晴れない白煙のなか、最後に残されたジュリエットは考えていた。
なぜモーガンは戦況が決定したあとで、このような煙幕をつくったのか。
なにか狙いがあって……。
思い出せば、モーガンはいったん有利になったとき、代表のフィディーリに伺いを立てた。
――よろしいですかな。
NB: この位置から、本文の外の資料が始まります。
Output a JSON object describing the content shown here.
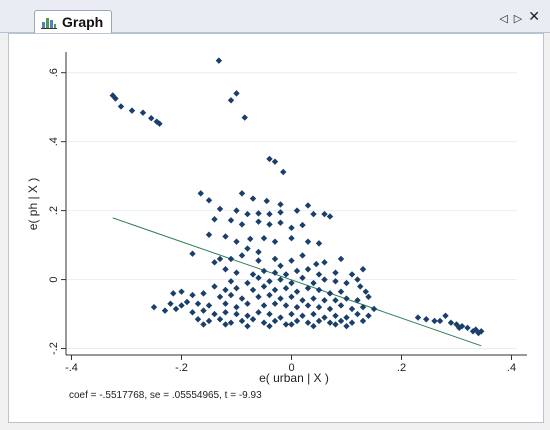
{
  "window": {
    "tab_label": "Graph",
    "tab_icon": "bar-chart-icon",
    "controls": {
      "prev": "◁",
      "next": "▷",
      "close": "✕"
    }
  },
  "caption": "coef = -.5517768, se = .05554965, t = -9.93",
  "colors": {
    "marker": "#1a3f6b",
    "line": "#2e7d5b",
    "plot_bg": "#ffffff",
    "grid": "#e8eef4"
  },
  "chart_data": {
    "type": "scatter",
    "xlabel": "e( urban | X )",
    "ylabel": "e( ph | X )",
    "xlim": [
      -0.41,
      0.41
    ],
    "ylim": [
      -0.21,
      0.66
    ],
    "xticks": [
      -0.4,
      -0.2,
      0,
      0.2,
      0.4
    ],
    "xtick_labels": [
      "-.4",
      "-.2",
      "0",
      ".2",
      ".4"
    ],
    "yticks": [
      -0.2,
      0,
      0.2,
      0.4,
      0.6
    ],
    "ytick_labels": [
      "-.2",
      "0",
      ".2",
      ".4",
      ".6"
    ],
    "grid": true,
    "fit_line": {
      "x": [
        -0.325,
        0.345
      ],
      "y": [
        0.179,
        -0.192
      ]
    },
    "points": [
      [
        -0.325,
        0.534
      ],
      [
        -0.32,
        0.525
      ],
      [
        -0.31,
        0.502
      ],
      [
        -0.29,
        0.49
      ],
      [
        -0.27,
        0.484
      ],
      [
        -0.255,
        0.468
      ],
      [
        -0.245,
        0.458
      ],
      [
        -0.24,
        0.452
      ],
      [
        -0.132,
        0.635
      ],
      [
        -0.1,
        0.54
      ],
      [
        -0.11,
        0.52
      ],
      [
        -0.085,
        0.47
      ],
      [
        -0.04,
        0.35
      ],
      [
        -0.03,
        0.342
      ],
      [
        -0.015,
        0.312
      ],
      [
        -0.165,
        0.25
      ],
      [
        -0.15,
        0.23
      ],
      [
        -0.09,
        0.25
      ],
      [
        -0.07,
        0.235
      ],
      [
        -0.045,
        0.228
      ],
      [
        -0.02,
        0.218
      ],
      [
        0.03,
        0.215
      ],
      [
        -0.13,
        0.205
      ],
      [
        -0.1,
        0.2
      ],
      [
        -0.08,
        0.19
      ],
      [
        -0.06,
        0.192
      ],
      [
        -0.04,
        0.19
      ],
      [
        -0.02,
        0.195
      ],
      [
        0.01,
        0.2
      ],
      [
        0.04,
        0.19
      ],
      [
        0.06,
        0.19
      ],
      [
        0.07,
        0.183
      ],
      [
        -0.14,
        0.175
      ],
      [
        -0.11,
        0.172
      ],
      [
        -0.09,
        0.16
      ],
      [
        -0.06,
        0.168
      ],
      [
        -0.04,
        0.16
      ],
      [
        -0.02,
        0.165
      ],
      [
        0.0,
        0.15
      ],
      [
        0.02,
        0.158
      ],
      [
        -0.15,
        0.13
      ],
      [
        -0.12,
        0.125
      ],
      [
        -0.1,
        0.11
      ],
      [
        -0.075,
        0.118
      ],
      [
        -0.05,
        0.12
      ],
      [
        -0.03,
        0.11
      ],
      [
        0.0,
        0.12
      ],
      [
        0.03,
        0.11
      ],
      [
        0.05,
        0.105
      ],
      [
        -0.08,
        0.09
      ],
      [
        -0.06,
        0.08
      ],
      [
        -0.18,
        0.075
      ],
      [
        -0.13,
        0.06
      ],
      [
        -0.11,
        0.06
      ],
      [
        -0.09,
        0.07
      ],
      [
        -0.06,
        0.055
      ],
      [
        -0.03,
        0.06
      ],
      [
        0.0,
        0.055
      ],
      [
        0.02,
        0.07
      ],
      [
        0.045,
        0.045
      ],
      [
        0.06,
        0.05
      ],
      [
        0.09,
        0.06
      ],
      [
        -0.14,
        0.05
      ],
      [
        -0.02,
        0.04
      ],
      [
        -0.12,
        0.03
      ],
      [
        -0.1,
        0.02
      ],
      [
        -0.07,
        0.015
      ],
      [
        -0.05,
        0.025
      ],
      [
        -0.03,
        0.02
      ],
      [
        -0.01,
        0.015
      ],
      [
        0.01,
        0.025
      ],
      [
        0.03,
        0.03
      ],
      [
        0.05,
        0.015
      ],
      [
        0.08,
        0.02
      ],
      [
        0.11,
        0.015
      ],
      [
        0.12,
        0.0
      ],
      [
        0.13,
        0.03
      ],
      [
        -0.11,
        -0.005
      ],
      [
        -0.08,
        -0.01
      ],
      [
        -0.06,
        0.005
      ],
      [
        -0.04,
        -0.005
      ],
      [
        -0.02,
        0.0
      ],
      [
        0.0,
        -0.01
      ],
      [
        0.02,
        0.005
      ],
      [
        0.04,
        -0.01
      ],
      [
        0.06,
        0.0
      ],
      [
        0.08,
        -0.005
      ],
      [
        0.1,
        -0.01
      ],
      [
        0.125,
        -0.02
      ],
      [
        0.135,
        -0.035
      ],
      [
        -0.14,
        -0.02
      ],
      [
        -0.12,
        -0.03
      ],
      [
        -0.1,
        -0.025
      ],
      [
        -0.07,
        -0.03
      ],
      [
        -0.05,
        -0.02
      ],
      [
        -0.03,
        -0.03
      ],
      [
        -0.01,
        -0.025
      ],
      [
        0.01,
        -0.035
      ],
      [
        0.03,
        -0.025
      ],
      [
        0.05,
        -0.03
      ],
      [
        0.07,
        -0.04
      ],
      [
        0.09,
        -0.035
      ],
      [
        -0.2,
        -0.035
      ],
      [
        -0.215,
        -0.04
      ],
      [
        -0.18,
        -0.045
      ],
      [
        -0.16,
        -0.04
      ],
      [
        -0.13,
        -0.05
      ],
      [
        -0.11,
        -0.045
      ],
      [
        -0.09,
        -0.055
      ],
      [
        -0.06,
        -0.05
      ],
      [
        -0.04,
        -0.045
      ],
      [
        -0.02,
        -0.055
      ],
      [
        0.0,
        -0.05
      ],
      [
        0.02,
        -0.06
      ],
      [
        0.04,
        -0.055
      ],
      [
        0.06,
        -0.06
      ],
      [
        0.08,
        -0.06
      ],
      [
        0.1,
        -0.055
      ],
      [
        0.12,
        -0.06
      ],
      [
        0.14,
        -0.05
      ],
      [
        -0.22,
        -0.07
      ],
      [
        -0.2,
        -0.075
      ],
      [
        -0.19,
        -0.065
      ],
      [
        -0.17,
        -0.07
      ],
      [
        -0.15,
        -0.075
      ],
      [
        -0.12,
        -0.07
      ],
      [
        -0.1,
        -0.08
      ],
      [
        -0.08,
        -0.07
      ],
      [
        -0.05,
        -0.075
      ],
      [
        -0.03,
        -0.07
      ],
      [
        -0.01,
        -0.075
      ],
      [
        0.01,
        -0.08
      ],
      [
        0.03,
        -0.075
      ],
      [
        0.05,
        -0.08
      ],
      [
        0.07,
        -0.085
      ],
      [
        0.09,
        -0.075
      ],
      [
        0.11,
        -0.085
      ],
      [
        0.13,
        -0.08
      ],
      [
        0.15,
        -0.085
      ],
      [
        -0.25,
        -0.08
      ],
      [
        -0.23,
        -0.09
      ],
      [
        -0.21,
        -0.085
      ],
      [
        -0.18,
        -0.095
      ],
      [
        -0.16,
        -0.09
      ],
      [
        -0.14,
        -0.1
      ],
      [
        -0.12,
        -0.095
      ],
      [
        -0.1,
        -0.1
      ],
      [
        -0.08,
        -0.105
      ],
      [
        -0.06,
        -0.095
      ],
      [
        -0.04,
        -0.1
      ],
      [
        -0.02,
        -0.11
      ],
      [
        0.0,
        -0.1
      ],
      [
        0.02,
        -0.105
      ],
      [
        0.04,
        -0.1
      ],
      [
        0.06,
        -0.11
      ],
      [
        0.08,
        -0.105
      ],
      [
        0.1,
        -0.11
      ],
      [
        0.12,
        -0.1
      ],
      [
        0.14,
        -0.105
      ],
      [
        -0.17,
        -0.115
      ],
      [
        -0.15,
        -0.12
      ],
      [
        -0.13,
        -0.115
      ],
      [
        -0.11,
        -0.125
      ],
      [
        -0.09,
        -0.12
      ],
      [
        -0.07,
        -0.115
      ],
      [
        -0.05,
        -0.125
      ],
      [
        -0.03,
        -0.12
      ],
      [
        -0.01,
        -0.13
      ],
      [
        0.01,
        -0.12
      ],
      [
        0.03,
        -0.125
      ],
      [
        0.05,
        -0.12
      ],
      [
        0.07,
        -0.125
      ],
      [
        0.09,
        -0.12
      ],
      [
        0.11,
        -0.125
      ],
      [
        0.13,
        -0.12
      ],
      [
        -0.16,
        -0.13
      ],
      [
        -0.12,
        -0.13
      ],
      [
        -0.08,
        -0.135
      ],
      [
        -0.04,
        -0.135
      ],
      [
        0.0,
        -0.13
      ],
      [
        0.04,
        -0.135
      ],
      [
        0.08,
        -0.13
      ],
      [
        0.1,
        -0.135
      ],
      [
        0.23,
        -0.11
      ],
      [
        0.245,
        -0.115
      ],
      [
        0.26,
        -0.12
      ],
      [
        0.27,
        -0.12
      ],
      [
        0.28,
        -0.105
      ],
      [
        0.29,
        -0.125
      ],
      [
        0.3,
        -0.13
      ],
      [
        0.31,
        -0.135
      ],
      [
        0.32,
        -0.14
      ],
      [
        0.33,
        -0.15
      ],
      [
        0.335,
        -0.145
      ],
      [
        0.34,
        -0.155
      ],
      [
        0.345,
        -0.15
      ],
      [
        0.305,
        -0.14
      ]
    ]
  }
}
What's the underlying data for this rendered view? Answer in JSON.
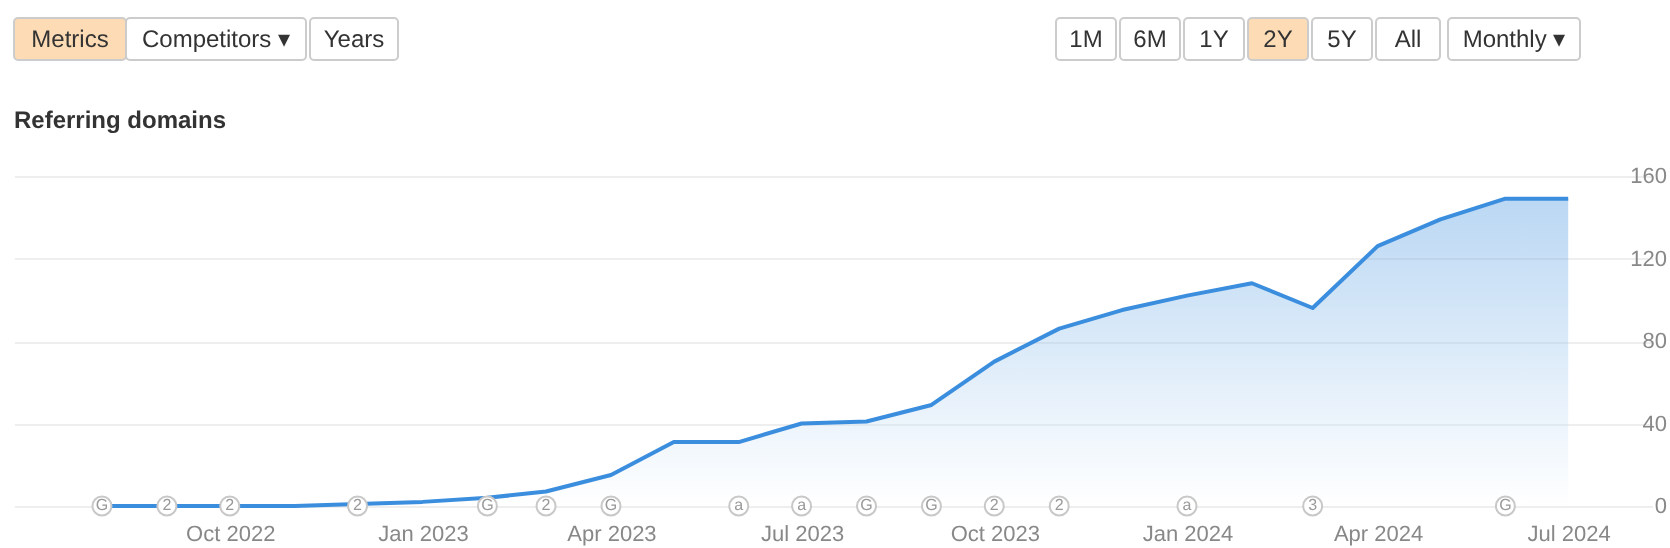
{
  "chart_data": {
    "type": "area",
    "title": "Referring domains",
    "x": [
      "2022-08",
      "2022-09",
      "2022-10",
      "2022-11",
      "2022-12",
      "2023-01",
      "2023-02",
      "2023-03",
      "2023-04",
      "2023-05",
      "2023-06",
      "2023-07",
      "2023-08",
      "2023-09",
      "2023-10",
      "2023-11",
      "2023-12",
      "2024-01",
      "2024-02",
      "2024-03",
      "2024-04",
      "2024-05",
      "2024-06",
      "2024-07"
    ],
    "series": [
      {
        "color": "#3b8ede",
        "values": [
          0,
          0,
          0,
          0,
          1,
          2,
          4,
          7,
          15,
          31,
          31,
          40,
          41,
          49,
          70,
          86,
          95,
          102,
          108,
          96,
          126,
          139,
          149,
          149
        ]
      }
    ],
    "xlim": [
      "2022-06-20",
      "2024-08-10"
    ],
    "xticks": [
      {
        "value": "2022-10",
        "label": "Oct 2022"
      },
      {
        "value": "2023-01",
        "label": "Jan 2023"
      },
      {
        "value": "2023-04",
        "label": "Apr 2023"
      },
      {
        "value": "2023-07",
        "label": "Jul 2023"
      },
      {
        "value": "2023-10",
        "label": "Oct 2023"
      },
      {
        "value": "2024-01",
        "label": "Jan 2024"
      },
      {
        "value": "2024-04",
        "label": "Apr 2024"
      },
      {
        "value": "2024-07",
        "label": "Jul 2024"
      }
    ],
    "ylim": [
      0,
      160
    ],
    "yticks": [
      0,
      40,
      80,
      120,
      160
    ],
    "grid": "y",
    "annotations": [
      "Metrics",
      "Competitors ▾",
      "Years",
      "1M",
      "6M",
      "1Y",
      "2Y",
      "5Y",
      "All",
      "Monthly ▾",
      {
        "text": "G",
        "x": "2022-08",
        "y": 0
      },
      {
        "text": "2",
        "x": "2022-09",
        "y": 0
      },
      {
        "text": "2",
        "x": "2022-10",
        "y": 0
      },
      {
        "text": "2",
        "x": "2022-12",
        "y": 0
      },
      {
        "text": "G",
        "x": "2023-02",
        "y": 0
      },
      {
        "text": "2",
        "x": "2023-03",
        "y": 0
      },
      {
        "text": "G",
        "x": "2023-04",
        "y": 0
      },
      {
        "text": "a",
        "x": "2023-06",
        "y": 0
      },
      {
        "text": "a",
        "x": "2023-07",
        "y": 0
      },
      {
        "text": "G",
        "x": "2023-08",
        "y": 0
      },
      {
        "text": "G",
        "x": "2023-09",
        "y": 0
      },
      {
        "text": "2",
        "x": "2023-10",
        "y": 0
      },
      {
        "text": "2",
        "x": "2023-11",
        "y": 0
      },
      {
        "text": "a",
        "x": "2024-01",
        "y": 0
      },
      {
        "text": "3",
        "x": "2024-03",
        "y": 0
      },
      {
        "text": "G",
        "x": "2024-06",
        "y": 0
      }
    ]
  }
}
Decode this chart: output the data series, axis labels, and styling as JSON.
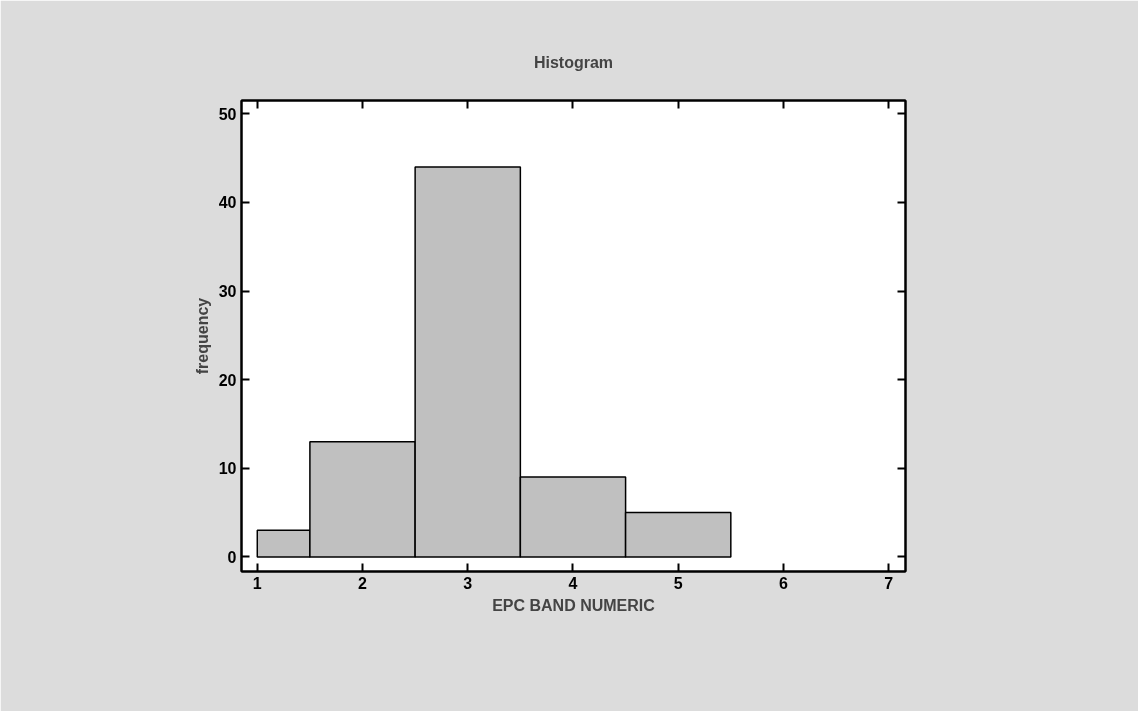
{
  "chart_data": {
    "type": "histogram",
    "title": "Histogram",
    "xlabel": "EPC BAND NUMERIC",
    "ylabel": "frequency",
    "bins": [
      1,
      1.5,
      2.5,
      3.5,
      4.5,
      5.5
    ],
    "values": [
      3,
      13,
      44,
      9,
      5
    ],
    "color": "#c0c0c0",
    "xlim": [
      0.85,
      7.16
    ],
    "ylim": [
      -1.65,
      51.5
    ],
    "xticks": [
      1,
      2,
      3,
      4,
      5,
      6,
      7
    ],
    "yticks": [
      0,
      10,
      20,
      30,
      40,
      50
    ],
    "grid": false
  }
}
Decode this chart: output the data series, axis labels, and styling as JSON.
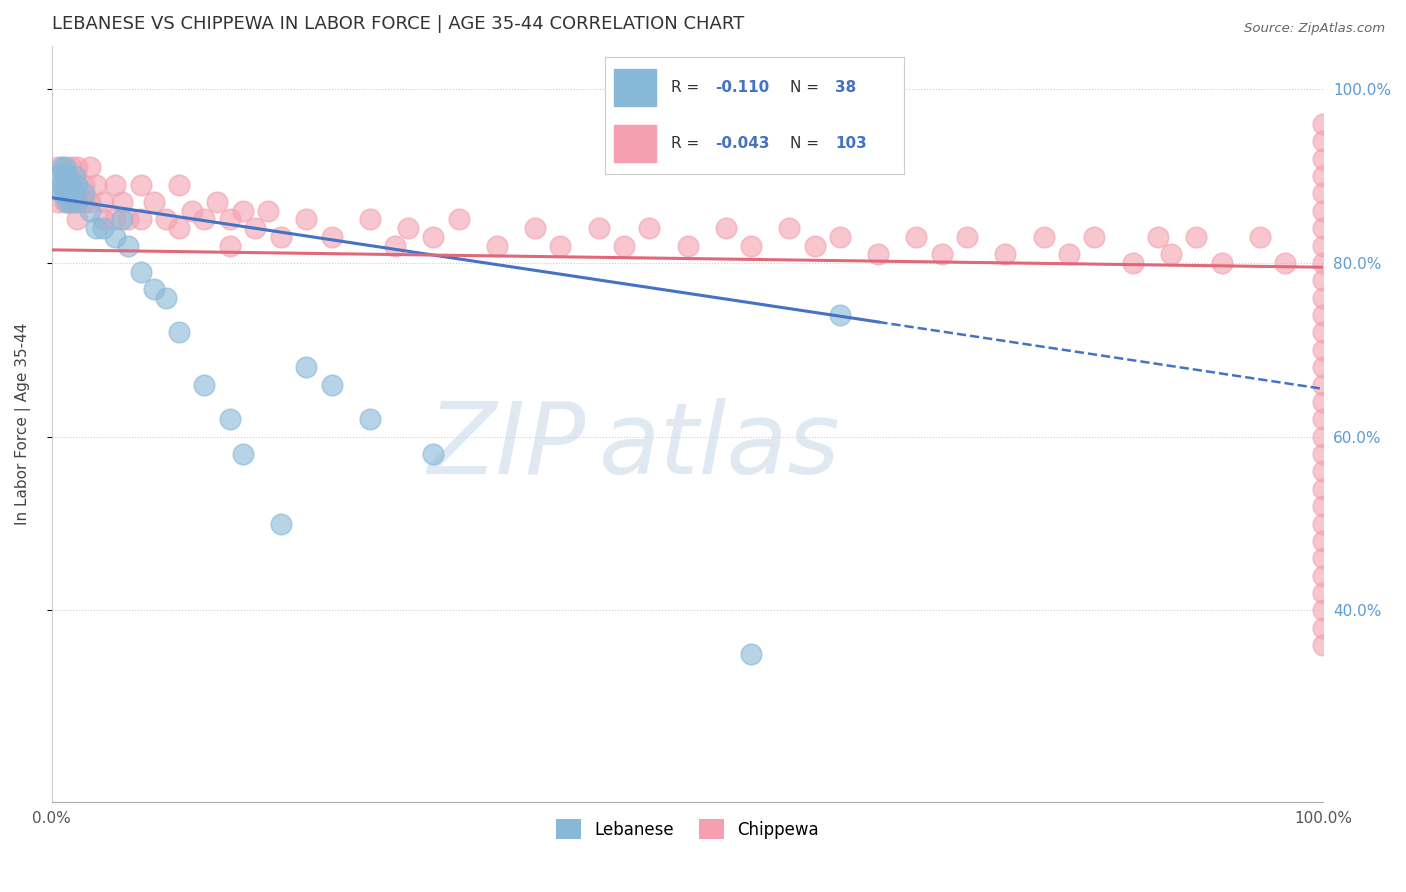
{
  "title": "LEBANESE VS CHIPPEWA IN LABOR FORCE | AGE 35-44 CORRELATION CHART",
  "source_text": "Source: ZipAtlas.com",
  "ylabel": "In Labor Force | Age 35-44",
  "xlim": [
    0.0,
    1.0
  ],
  "ylim": [
    0.18,
    1.05
  ],
  "watermark_zip": "ZIP",
  "watermark_atlas": "atlas",
  "legend_leb_R": "-0.110",
  "legend_leb_N": "38",
  "legend_chip_R": "-0.043",
  "legend_chip_N": "103",
  "lebanese_color": "#88b8d8",
  "chippewa_color": "#f4a0b0",
  "lebanese_line_color": "#4472c4",
  "chippewa_line_color": "#e06878",
  "bg_color": "#ffffff",
  "grid_color": "#cccccc",
  "title_color": "#333333",
  "right_label_color": "#5b9bd5",
  "leb_trend_x0": 0.0,
  "leb_trend_y0": 0.875,
  "leb_trend_x1": 0.65,
  "leb_trend_y1": 0.73,
  "leb_trend_x2": 1.0,
  "leb_trend_y2": 0.655,
  "chip_trend_x0": 0.0,
  "chip_trend_y0": 0.815,
  "chip_trend_x1": 1.0,
  "chip_trend_y1": 0.795,
  "lebanese_x": [
    0.005,
    0.008,
    0.008,
    0.008,
    0.01,
    0.01,
    0.01,
    0.012,
    0.012,
    0.012,
    0.015,
    0.015,
    0.015,
    0.018,
    0.018,
    0.02,
    0.02,
    0.025,
    0.03,
    0.035,
    0.04,
    0.05,
    0.055,
    0.06,
    0.07,
    0.08,
    0.09,
    0.1,
    0.12,
    0.14,
    0.15,
    0.18,
    0.2,
    0.22,
    0.25,
    0.3,
    0.55,
    0.62
  ],
  "lebanese_y": [
    0.9,
    0.91,
    0.89,
    0.88,
    0.9,
    0.91,
    0.88,
    0.9,
    0.89,
    0.87,
    0.89,
    0.88,
    0.87,
    0.9,
    0.88,
    0.87,
    0.89,
    0.88,
    0.86,
    0.84,
    0.84,
    0.83,
    0.85,
    0.82,
    0.79,
    0.77,
    0.76,
    0.72,
    0.66,
    0.62,
    0.58,
    0.5,
    0.68,
    0.66,
    0.62,
    0.58,
    0.35,
    0.74
  ],
  "chippewa_x": [
    0.005,
    0.005,
    0.008,
    0.01,
    0.01,
    0.012,
    0.015,
    0.015,
    0.018,
    0.02,
    0.02,
    0.02,
    0.025,
    0.025,
    0.03,
    0.03,
    0.035,
    0.04,
    0.04,
    0.05,
    0.05,
    0.055,
    0.06,
    0.07,
    0.07,
    0.08,
    0.09,
    0.1,
    0.1,
    0.11,
    0.12,
    0.13,
    0.14,
    0.14,
    0.15,
    0.16,
    0.17,
    0.18,
    0.2,
    0.22,
    0.25,
    0.27,
    0.28,
    0.3,
    0.32,
    0.35,
    0.38,
    0.4,
    0.43,
    0.45,
    0.47,
    0.5,
    0.53,
    0.55,
    0.58,
    0.6,
    0.62,
    0.65,
    0.68,
    0.7,
    0.72,
    0.75,
    0.78,
    0.8,
    0.82,
    0.85,
    0.87,
    0.88,
    0.9,
    0.92,
    0.95,
    0.97,
    1.0,
    1.0,
    1.0,
    1.0,
    1.0,
    1.0,
    1.0,
    1.0,
    1.0,
    1.0,
    1.0,
    1.0,
    1.0,
    1.0,
    1.0,
    1.0,
    1.0,
    1.0,
    1.0,
    1.0,
    1.0,
    1.0,
    1.0,
    1.0,
    1.0,
    1.0,
    1.0,
    1.0,
    1.0,
    1.0,
    1.0
  ],
  "chippewa_y": [
    0.91,
    0.87,
    0.89,
    0.9,
    0.87,
    0.89,
    0.91,
    0.87,
    0.89,
    0.91,
    0.87,
    0.85,
    0.89,
    0.87,
    0.91,
    0.87,
    0.89,
    0.87,
    0.85,
    0.89,
    0.85,
    0.87,
    0.85,
    0.89,
    0.85,
    0.87,
    0.85,
    0.89,
    0.84,
    0.86,
    0.85,
    0.87,
    0.85,
    0.82,
    0.86,
    0.84,
    0.86,
    0.83,
    0.85,
    0.83,
    0.85,
    0.82,
    0.84,
    0.83,
    0.85,
    0.82,
    0.84,
    0.82,
    0.84,
    0.82,
    0.84,
    0.82,
    0.84,
    0.82,
    0.84,
    0.82,
    0.83,
    0.81,
    0.83,
    0.81,
    0.83,
    0.81,
    0.83,
    0.81,
    0.83,
    0.8,
    0.83,
    0.81,
    0.83,
    0.8,
    0.83,
    0.8,
    0.96,
    0.94,
    0.92,
    0.9,
    0.88,
    0.86,
    0.84,
    0.82,
    0.8,
    0.78,
    0.76,
    0.74,
    0.72,
    0.7,
    0.68,
    0.66,
    0.64,
    0.62,
    0.6,
    0.58,
    0.56,
    0.54,
    0.52,
    0.5,
    0.48,
    0.46,
    0.44,
    0.42,
    0.4,
    0.38,
    0.36
  ]
}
このまま捕獲ということで――
そう、そんなことを。
ドクタ・プロスペロはいつもどおり、いっさいの表情を変えず舞踏会を見守っていて、ハムレットはモーガンの――、正確にはフィディーリに異を唱えていた。コーディリアは祖国の矜恃から、ジュリエットの敗北を認めようとはしなかったが、真意はそれだけでもなかったようにも見える。まるで責務を果たせ、と予定調和を崩そうとする協力者への糾弾ともとれる発言だ。
そして、パックは……、
はっとなって、ジュリエットは自分の愚かしさに頭を殴ってやりたくなった。
「パックが、いないッ」
「ここにいるよぅ」
びっくりして背筋が凍る。
彼女の腰に両手を回し、ぎゅっと抱きついた少年は、ただ悪戯好きの好意によるものではない。彼はライトグリーンの瞳を邪悪に輝かせ、口の端だけを持ち上げて笑った。
「さぁあ、ダークファンタジへようこそ」
「パック――ッ」
ジュリエットは、邪悪な妖精パック・ロビン=グッドフェロウに、引きずられるようにして第三世界へのゲートをともに潜っていった。